There are very few audiobooks I have listened to more than once. 300 Arguments is one of them. I first played it on a Sunday afternoon when I was looking for something short, I had maybe an hour before I needed to leave the house and wanted something literary but not demanding. What I got was something I could not shake for days. Manguso reads her own aphorisms in a voice that is dry without being cold, precise without being bloodless. By the time I reached the end, I went back to the beginning.

The format is unusual and worth explaining. 300 Arguments is not a collection of essays in the conventional sense, there are no long arguments, no thesis-and-evidence structure. It is, as Manguso herself frames it in the work, what she hoped would be a long book’s quotable passages. Three hundred compressed observations about desire, ambition, failure, grief, relationships, and the particular texture of being alive and thinking about it too much. Some are a sentence. Some are a short paragraph. None are more than a few lines. And yet the accumulation is not random, like the late work of David Markson, which the book is compared to in Kirkus, the pieces speak to each other in ways that only become visible as the whole builds.

Our Take on 300 Arguments

The comparison to Lydia Davis in the description is apt but potentially misleading. Manguso shares Davis’s compression and Davis’s preference for the formally unconventional, but 300 Arguments is warmer, it carries a body temperature. When she writes about grief, it is the grief of someone who has lost things and is still functioning, not the grief of someone performing distance. When she writes about ambition, there is real acid in it. One reviewer compared her persona to Amy Krouse Rosenthal’s wholesome creativity crossed with Miranda July’s darker quirkiness, and while I’d push back slightly on that framing, I understand the impulse. Manguso is funnier than Davis, and more nakedly personal. Having her read the work herself means there is no mediating layer between the thought and the voice that produced it. Each aphorism lands with the weight of a delivery decision, the pause before a particularly sharp observation, the flatness of tone that makes a joke land as something more serious than a joke.

Why Listen to 300 Arguments

The most obvious argument for the audio format here is the author narration. Manguso is a skilled reader of her own work, she knows where the breath goes. But there is also something about the aphoristic format that suits audio in a specific way. On the page, you can linger on a single argument as long as you like. In audio, each observation arrives and moves on, which means the cumulative effect builds faster and the resonances between individual pieces are easier to feel. A reviewer described marking a couple dozen favorites and struggling to limit them, and that is the experience of the page version.

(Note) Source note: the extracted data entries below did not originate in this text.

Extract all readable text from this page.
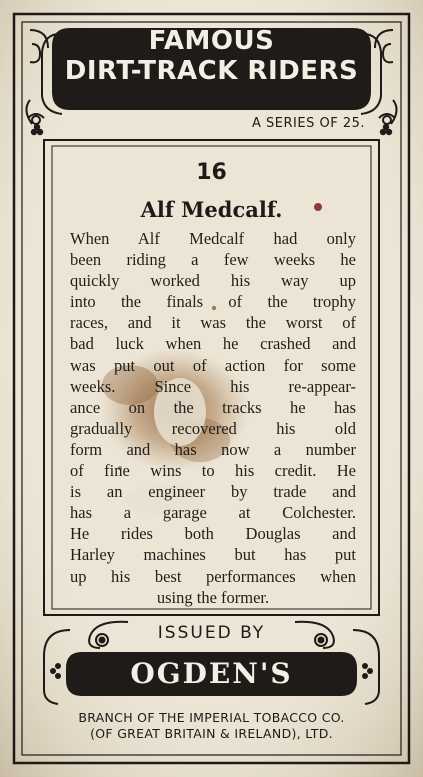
FAMOUS
DIRT-TRACK RIDERS
A SERIES OF 25.
16
Alf Medcalf.
When Alf Medcalf had only
been riding a few weeks he
quickly worked his way up
into the finals of the trophy
races, and it was the worst of
bad luck when he crashed and
was put out of action for some
weeks. Since his re-appear-
ance on the tracks he has
gradually recovered his old
form and has now a number
of fine wins to his credit. He
is an engineer by trade and
has a garage at Colchester.
He rides both Douglas and
Harley machines but has put
up his best performances when
using the former.
ISSUED BY
OGDEN'S
BRANCH OF THE IMPERIAL TOBACCO CO.
(OF GREAT BRITAIN & IRELAND), LTD.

In audio, you simply feel the weight accumulate.

What to Watch For in 300 Arguments

At 74 minutes, some listeners may find the brevity unsatisfying if they come in expecting a conventional essay collection. This is not a book that unfolds an argument. It also does not provide context, there is no introduction explaining what the collection is or how to read it. You are dropped into the first argument and the book proceeds from there. For some listeners, the lack of resolution or narrative arc will feel like a withholding. For others, and I am firmly in this camp, the absence of wrap-up is exactly the point. Manguso is not here to comfort you. She is here to make you notice something.

Who Should Listen to 300 Arguments

Recommended for listeners who love aphoristic writing, contemporary literary nonfiction, or the essay form at its most compressed. Also for anyone who has read Manguso’s longer work, Ongoingness, The Two Kinds of Decay, and wants to hear what her intelligence sounds like at maximum density. This is a poor choice for listeners looking for narrative arc or practical takeaways. It is an excellent choice for anyone willing to spend 74 minutes being made to think differently about small things.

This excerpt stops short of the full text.